MacGillis reveals the story of Bill Bodani, who worked at Sparrows point after unionisation brought higher wages and better conditions – only to return to the exact same spot to work for Amazon, for less than half the pay, in a job where he didn’t always have time to the bathroom. He had lived for months in his basement for the feat of catching Covid-19 at work and passing it on to his family.
“For several decades, they had enjoyed the benefits of work that was better paying and safer than what had come before, and that had brought with it the dignity of being able to support one’s family in a middle-class existence. And now things had circled back to where they had begun”.
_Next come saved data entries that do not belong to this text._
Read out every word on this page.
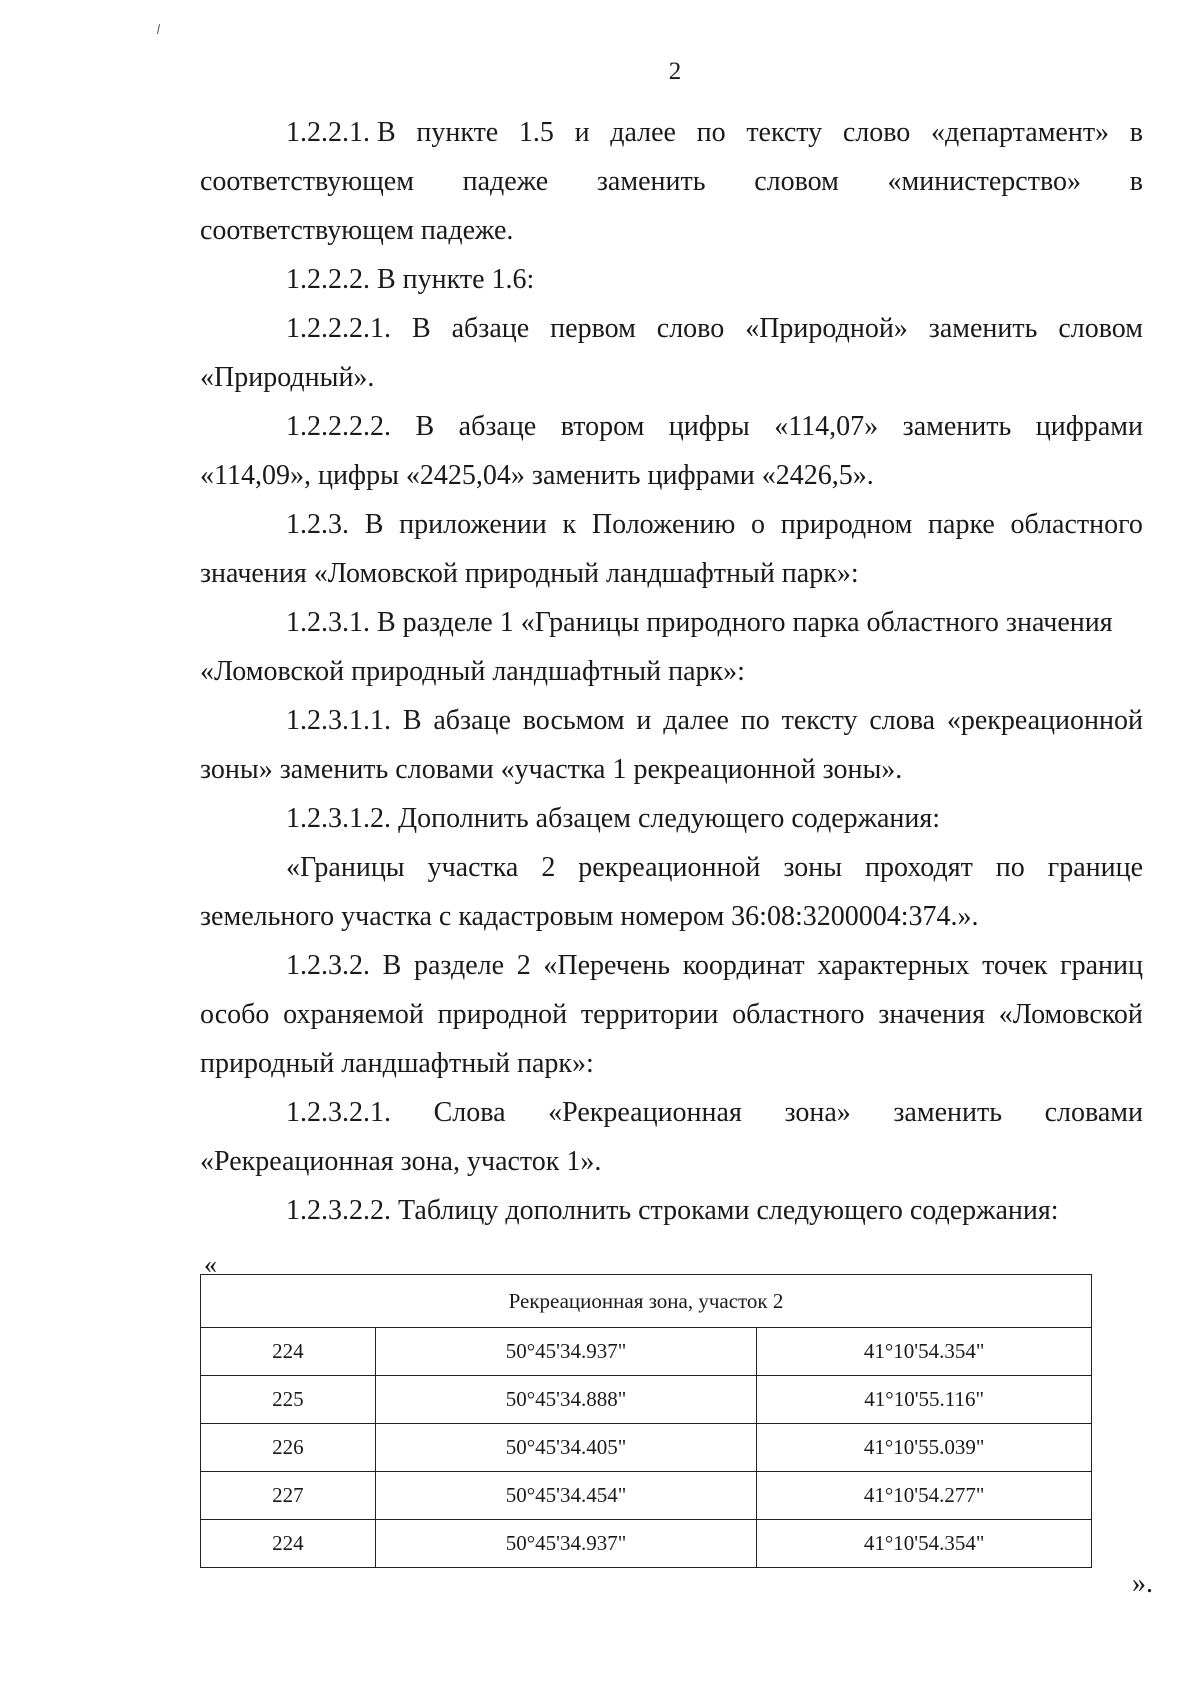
2
1.2.2.1. В пункте 1.5 и далее по тексту слово «департамент» в
соответствующем падеже заменить словом «министерство» в
соответствующем падеже.
1.2.2.2. В пункте 1.6:
1.2.2.2.1. В абзаце первом слово «Природной» заменить словом
«Природный».
1.2.2.2.2. В абзаце втором цифры «114,07» заменить цифрами
«114,09», цифры «2425,04» заменить цифрами «2426,5».
1.2.3. В приложении к Положению о природном парке областного
значения «Ломовской природный ландшафтный парк»:
1.2.3.1. В разделе 1 «Границы природного парка областного значения
«Ломовской природный ландшафтный парк»:
1.2.3.1.1. В абзаце восьмом и далее по тексту слова «рекреационной
зоны» заменить словами «участка 1 рекреационной зоны».
1.2.3.1.2. Дополнить абзацем следующего содержания:
«Границы участка 2 рекреационной зоны проходят по границе
земельного участка с кадастровым номером 36:08:3200004:374.».
1.2.3.2. В разделе 2 «Перечень координат характерных точек границ
особо охраняемой природной территории областного значения «Ломовской
природный ландшафтный парк»:
1.2.3.2.1. Слова «Рекреационная зона» заменить словами
«Рекреационная зона, участок 1».
1.2.3.2.2. Таблицу дополнить строками следующего содержания:
«
Рекреационная зона, участок 2		
224	50°45'34.937"	41°10'54.354"
225	50°45'34.888"	41°10'55.116"
226	50°45'34.405"	41°10'55.039"
227	50°45'34.454"	41°10'54.277"
224	50°45'34.937"	41°10'54.354"
».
Another interviewee demolishes unwanted houses in Baltimore and sells the bricks to the developers of staggeringly expensive studio flats in Washington. “ The great paradox galloped onward: the spread of blight and abandonment in one city, the spread of congestion and exclusion in another only an hour away. One city rushing to demolish three-storey row houses that would cost $1m in the other down the road”, MacGillis writes.
Amazon’s relationship to politics and power and MacGillis takes the reader inside the anonymous rooms where officials quietly agree to tax incentives for Amazon to build warehouses. He recollects the spectacle that ensued when Amazon announced it was looking to open a second headquarters, deliberately sparking a desperate battle between cities to woo it ( one Atlanta suburb even offered rename itself “ Amazon”).
He reveals the links between the Democratic party and the tech industry, and the uncomfortable fact for Joe Biden that his voters span both “ upper-middle-class consumers and the people who packed and delivered things to them”,
He writes about a woman trying to calm her children in a homeless shelter in Ohio straight into a ballroom in Washington to specifically focus on the inequality. MacGillis’s illuminating reported portrait not of a company, but of the country it has helped to reshape and an intimate account of contemporary capitalism and its drive to innovate, its dark, pitiless magic, its remaking of America in every click, with the one-click nation.
Fulfillment: Winning and Losing in one-click America by Alec Macgillis, Farrar, Stratus & Giroux £28, 400 pages.